Data and Variables
Dagu provides multiple ways to handle data and variables in your DAGs, from simple environment variables to complex parameter passing between steps.
Environment Variables
Define variables accessible throughout the DAG:
env:
- SOME_DIR: ${HOME}/batch
- SOME_FILE: ${SOME_DIR}/some_file
steps:
- name: task
dir: ${SOME_DIR}
command: python main.py ${SOME_FILE}
Dotenv Files
Specify .env
files to load environment variables from. By default, no env files are loaded unless explicitly specified.
dotenv: .env # Specify a candidate dotenv file
# Or specify multiple candidate files
dotenv:
- .env
- .env.local
- configs/.env.prod
Files can be specified as:
- Absolute paths
- Relative to the DAG file directory
- Relative to the base config directory
- Relative to the user's home directory
Parameters
Positional Parameters
Define default positional parameters that can be overridden:
params: param1 param2 # Default values for $1 and $2
steps:
- name: parameterized task
command: python main.py $1 $2 # Will use command-line args or defaults
Named Parameters
Define default named parameters that can be overridden:
params:
- FOO: 1 # Default value for ${FOO}
- BAR: "`echo 2`" # Default value for ${BAR}, using command substitution
steps:
- name: named params task
command: python main.py ${FOO} ${BAR} # Will use command-line args or defaults
Output Handling
Capture Output
Store command output in variables:
steps:
- name: capture
command: "echo foo"
output: FOO # Will contain "foo"
Output Size Limits: To prevent memory issues from large command outputs, Dagu enforces a size limit on captured output. By default, this limit is 1MB. If a step's output exceeds this limit, the step will fail with an error.

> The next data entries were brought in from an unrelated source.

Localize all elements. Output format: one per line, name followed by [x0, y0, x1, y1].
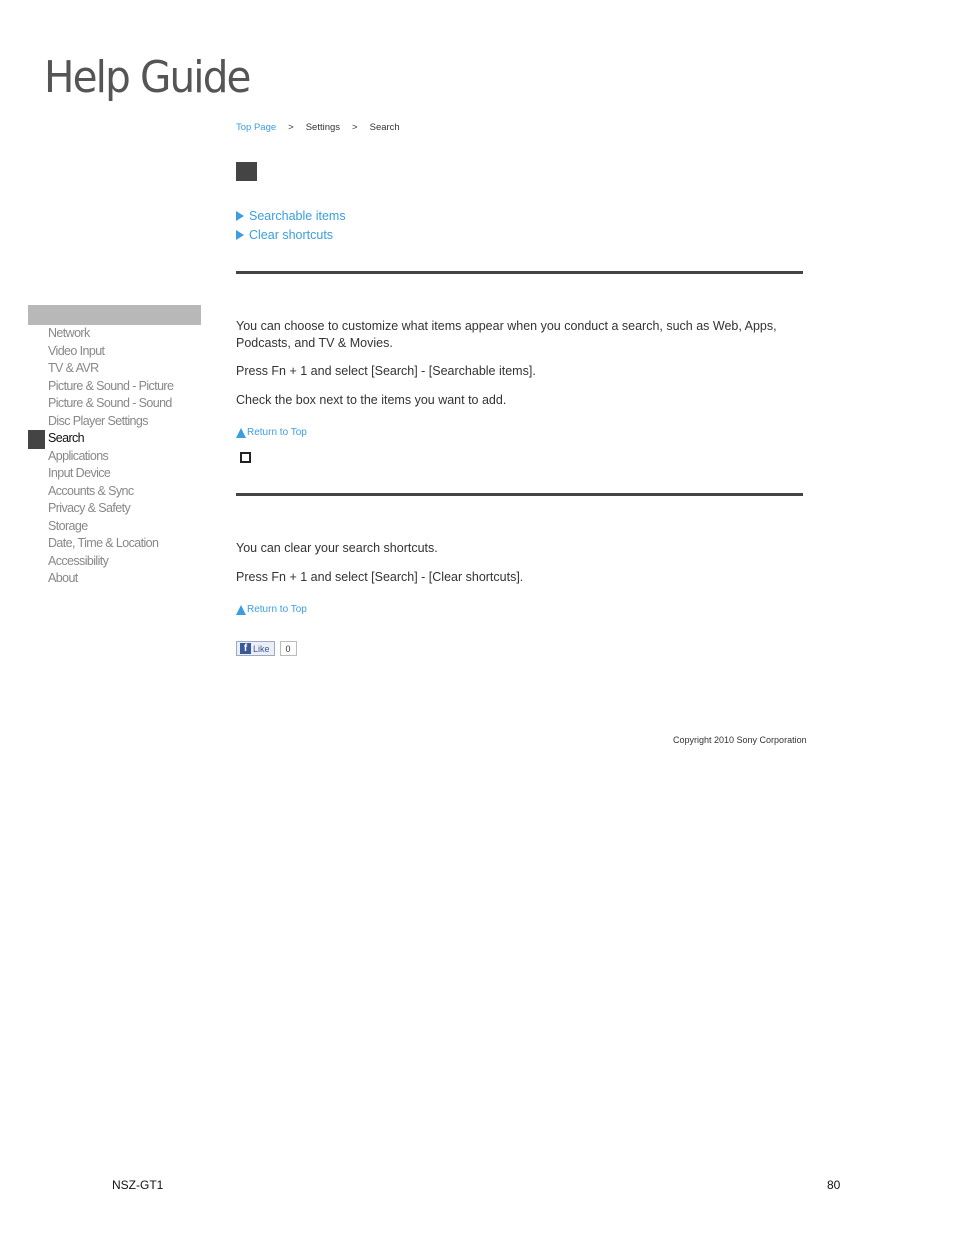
sidebar-item-search[interactable]: Search: [28, 430, 201, 449]
section-divider: [236, 493, 803, 496]
section1-paragraph: Check the box next to the items you want…: [236, 393, 507, 407]
sidebar-item-privacy-safety[interactable]: Privacy & Safety: [28, 500, 201, 518]
help-guide-logo: Help Guide: [44, 52, 251, 103]
toc-link-searchable-items[interactable]: Searchable items: [236, 206, 346, 225]
sidebar-item-storage[interactable]: Storage: [28, 518, 201, 536]
sidebar-nav: Network Video Input TV & AVR Picture & S…: [28, 325, 201, 588]
triangle-right-icon: [236, 229, 244, 240]
toc-link-clear-shortcuts[interactable]: Clear shortcuts: [236, 225, 346, 244]
breadcrumb-current: Search: [369, 122, 400, 133]
sidebar-item-about[interactable]: About: [28, 570, 201, 588]
footer-model-name: NSZ-GT1: [112, 1178, 164, 1192]
toc-link-label: Searchable items: [249, 208, 346, 223]
active-marker: [28, 430, 45, 449]
triangle-up-icon: [236, 428, 246, 438]
facebook-like-widget: f Like 0: [236, 641, 297, 656]
sidebar-header: [28, 305, 201, 325]
return-to-top-link[interactable]: Return to Top: [236, 427, 307, 438]
sidebar-item-picture-sound-picture[interactable]: Picture & Sound - Picture: [28, 378, 201, 396]
return-to-top-label: Return to Top: [247, 604, 307, 615]
page-title-block: [236, 162, 257, 181]
section1-paragraph: You can choose to customize what items a…: [236, 319, 777, 350]
sidebar-item-input-device[interactable]: Input Device: [28, 465, 201, 483]
footer-page-number: 80: [827, 1178, 841, 1192]
sidebar-item-picture-sound-sound[interactable]: Picture & Sound - Sound: [28, 395, 201, 413]
breadcrumb-separator: >: [352, 122, 358, 133]
breadcrumb-top-page-link[interactable]: Top Page: [236, 122, 276, 133]
breadcrumb: Top Page > Settings > Search: [236, 122, 400, 133]
sidebar-item-applications[interactable]: Applications: [28, 448, 201, 466]
sidebar-item-disc-player-settings[interactable]: Disc Player Settings: [28, 413, 201, 431]
sidebar-item-date-time-location[interactable]: Date, Time & Location: [28, 535, 201, 553]
toc-link-label: Clear shortcuts: [249, 227, 334, 242]
triangle-up-icon: [236, 605, 246, 615]
return-to-top-label: Return to Top: [247, 427, 307, 438]
section2-paragraph: You can clear your search shortcuts.: [236, 541, 438, 555]
section1-paragraph: Press Fn + 1 and select [Search] - [Sear…: [236, 364, 536, 378]
sidebar-item-video-input[interactable]: Video Input: [28, 343, 201, 361]
breadcrumb-separator: >: [288, 122, 294, 133]
sidebar-item-tv-avr[interactable]: TV & AVR: [28, 360, 201, 378]
checkbox-icon: [240, 452, 251, 463]
section-divider: [236, 271, 803, 274]
like-count: 0: [279, 641, 297, 656]
copyright-text: Copyright 2010 Sony Corporation: [673, 735, 807, 745]
sidebar-item-network[interactable]: Network: [28, 325, 201, 343]
breadcrumb-settings: Settings: [305, 122, 341, 133]
sidebar-item-label: Search: [48, 431, 85, 445]
sidebar-item-accounts-sync[interactable]: Accounts & Sync: [28, 483, 201, 501]
return-to-top-link[interactable]: Return to Top: [236, 604, 307, 615]
facebook-icon: f: [240, 643, 251, 654]
like-label: Like: [253, 643, 270, 654]
section2-paragraph: Press Fn + 1 and select [Search] - [Clea…: [236, 570, 524, 584]
facebook-like-button[interactable]: f Like: [236, 641, 275, 656]
table-of-contents: Searchable items Clear shortcuts: [236, 206, 346, 244]
sidebar-item-accessibility[interactable]: Accessibility: [28, 553, 201, 571]
triangle-right-icon: [236, 210, 244, 221]
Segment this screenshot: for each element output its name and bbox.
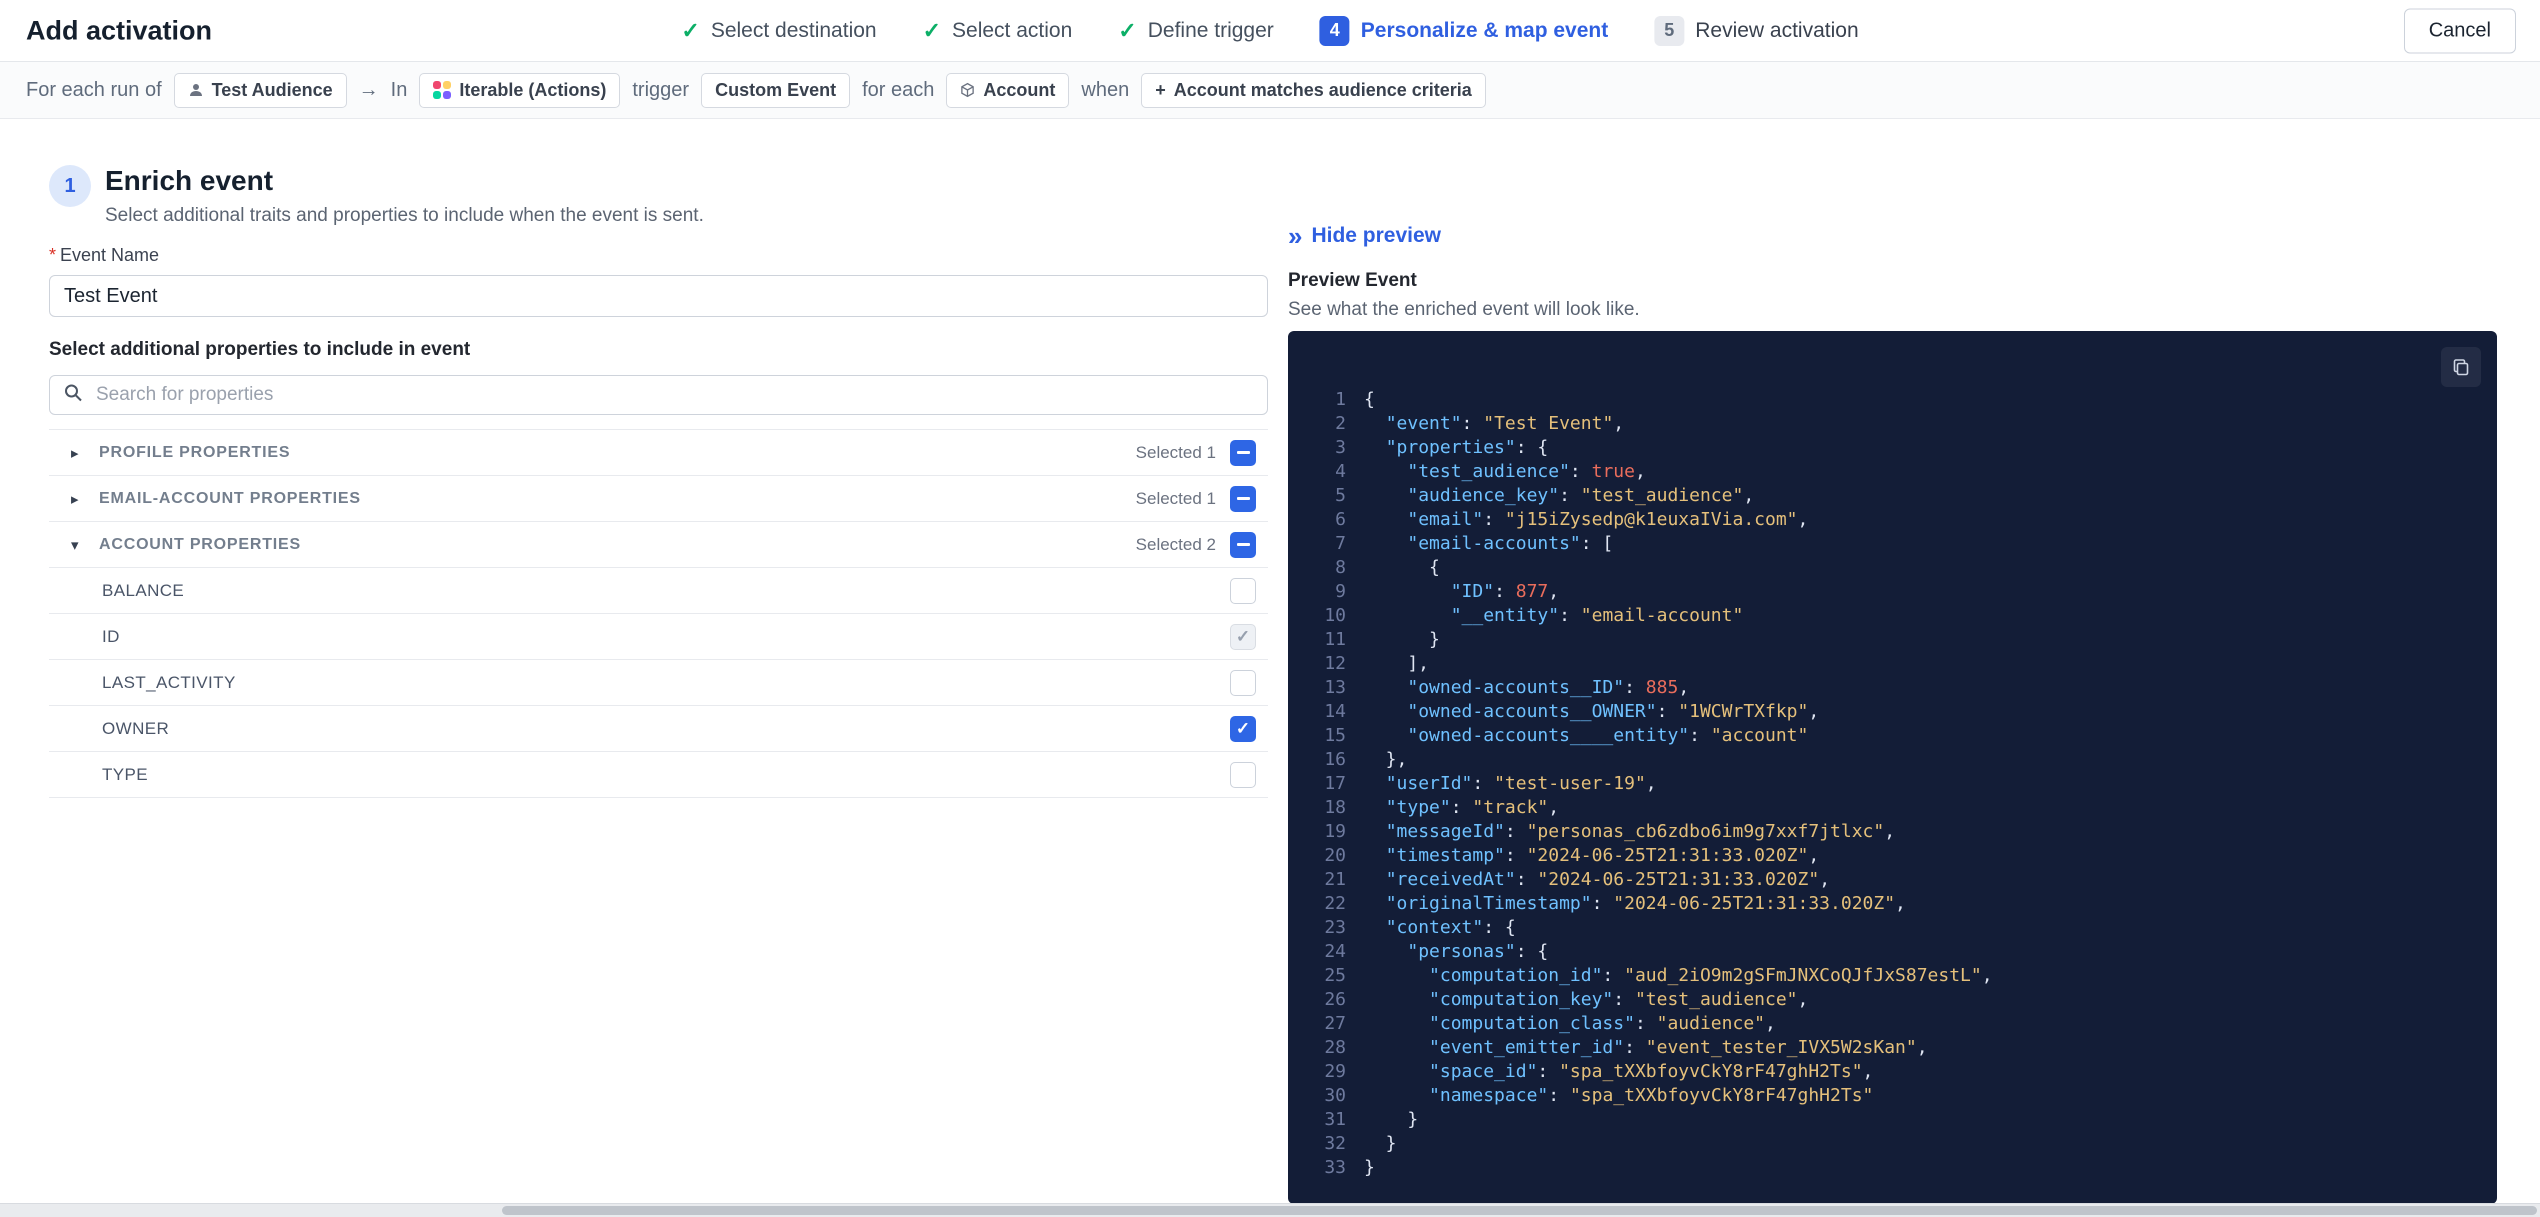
trigger-text: trigger [632,78,690,101]
step-select-destination[interactable]: ✓ Select destination [681,19,876,43]
property-search [49,375,1268,415]
checkbox-unchecked[interactable] [1230,669,1256,696]
selected-count: Selected 1 [1135,442,1216,462]
step-label: Select destination [710,18,877,42]
property-row-last-activity: LAST_ACTIVITY [49,660,1268,706]
check-icon: ✓ [681,17,700,43]
destination-chip-label: Iterable (Actions) [459,79,607,100]
properties-section-label: Select additional properties to include … [49,339,471,360]
section-step-number: 1 [49,165,91,207]
main-content: 1 Enrich event Select additional traits … [0,119,2540,1204]
event-type-chip[interactable]: Custom Event [701,72,851,108]
step-label: Define trigger [1147,18,1274,42]
chevron-right-icon: ▸ [71,490,79,508]
entity-chip[interactable]: Account [946,72,1070,108]
chevron-right-icon: ▸ [71,444,79,462]
step-label: Review activation [1695,18,1859,42]
group-email-account-properties[interactable]: ▸ EMAIL-ACCOUNT PROPERTIES Selected 1 [49,476,1268,522]
property-row-id: ID ✓ [49,614,1268,660]
step-select-action[interactable]: ✓ Select action [923,19,1073,43]
double-chevron-icon: » [1288,221,1303,251]
event-chip-label: Custom Event [715,79,837,100]
event-name-input[interactable] [49,275,1268,317]
json-preview-panel: 1{2 "event": "Test Event", 3 "properties"… [1288,331,2497,1204]
code-lines: 1{2 "event": "Test Event", 3 "properties"… [1324,389,1993,1178]
step-review-activation[interactable]: 5 Review activation [1654,15,1859,46]
property-row-owner: OWNER ✓ [49,706,1268,752]
group-checkbox-indeterminate[interactable] [1230,531,1256,558]
properties-accordion: ▸ PROFILE PROPERTIES Selected 1 ▸ EMAIL-… [49,429,1268,798]
destination-chip[interactable]: Iterable (Actions) [419,72,621,108]
step-number-badge: 5 [1654,15,1685,46]
condition-chip-label: Account matches audience criteria [1173,79,1472,100]
checkbox-checked-disabled[interactable]: ✓ [1230,623,1256,650]
property-row-balance: BALANCE [49,568,1268,614]
group-checkbox-indeterminate[interactable] [1230,439,1256,466]
plus-icon: + [1155,79,1166,100]
preview-subtitle: See what the enriched event will look li… [1288,299,1640,320]
group-checkbox-indeterminate[interactable] [1230,485,1256,512]
checkbox-unchecked[interactable] [1230,577,1256,604]
required-marker: * [49,245,57,265]
chevron-down-icon: ▾ [71,536,79,554]
property-row-type: TYPE [49,752,1268,798]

You can configure the maximum output size at the DAG level:
# Set maximum output size to 5MB for all steps in this DAG
maxOutputSize: 5242880 # 5MB in bytes
steps:
- name: large-output
command: "cat large-file.txt"
output: CONTENT # Will fail if file exceeds 5MB
Redirect Output
Send output to files:
steps:
- name: redirect stdout
command: "echo hello"
stdout: "/tmp/hello"
- name: redirect stderr
command: "echo error message >&2"
stderr: "/tmp/error.txt"
JSON References
You can use JSON references in fields to dynamically expand values from variables. JSON references are denoted using the ${NAME.path.to.value}
syntax, where NAME
refers to a variable name and path.to.value
specifies the path in the JSON to resolve. If the data is not JSON format, the value will not be expanded.
Examples:
steps:
- name: child DAG
run: sub_workflow
output: SUB_RESULT
- name: use output
command: echo "The result is ${SUB_RESULT.outputs.finalValue}"
If SUB_RESULT
contains:
{
"outputs": {
"finalValue": "success"
}
}
Then the expanded value of ${SUB_RESULT.outputs.finalValue}
will be success
.
Step ID References
You can assign short identifiers to steps and use them to reference step properties in subsequent steps. This is particularly useful when you have long step names or want cleaner variable references:
steps:
- name: extract customer data
id: extract # Short identifier
command: python extract.py
output: DATA
- name: validate extracted data
id: validate
command: python validate.py
depends:
- extract # Can use ID in dependencies
- name: process if valid
command: |
# Reference step properties using IDs
echo "Exit code: ${extract.exit_code}"
echo "Stdout path: ${extract.stdout}"
echo "Stderr path: ${extract.stderr}"
depends:
- validate
Available step properties when using ID references:
${id.stdout}
: Path to stdout file${id.stderr}
: Path to stderr file${id.exit_code}
: Exit code of the step
Command Substitution
Use command output in configurations:
env:
TODAY: "`date '+%Y%m%d'`"
steps:
- name: use date
command: "echo hello, today is ${TODAY}"
Sub-workflow Data
The result of the sub workflow will be available from the standard output of the sub workflow in JSON format.
steps:
- name: sub workflow
run: sub_workflow
params: "FOO=BAR"
output: SUB_RESULT
- name: use sub workflow output
command: echo $SUB_RESULT
Example output format:
{
"name": "sub_workflow",
"params": "FOO=BAR",
"outputs": {
"RESULT": "ok"
}
}
Passing Data Between Steps
Through Output Variables
steps:
- name: get config
command: echo '{"env": "prod", "replicas": 3, "region": "us-east-1"}'
output: CONFIG
- name: get secrets
command: vault read -format=json secret/app
output: SECRETS
- name: deploy
command: |
kubectl set env deployment/app \
REGION=${CONFIG.region} \
API_KEY=${SECRETS.data.api_key}
kubectl scale --replicas=${CONFIG.replicas} deployment/app
depends: [get config, get secrets]
Through Files
steps:
- name: generate data
command: python generate.py
stdout: /tmp/data.json
- name: process data
command: python process.py < /tmp/data.json
depends: generate data
Global Configuration
Common settings can be shared using $HOME/.config/dagu/base.yaml
. This is useful for setting default values for:
env
- Shared environment variablesparams
- Default parameterslogDir
- Default log directory- Other organizational defaults
Example base configuration:
# ~/.config/dagu/base.yaml
env:
- ENVIRONMENT: production
- API_ENDPOINT: https://api.example.com
params:
- DEFAULT_BATCH_SIZE: 100
logDir: /var/log/dagu
Individual DAGs inherit these settings and can override them as needed.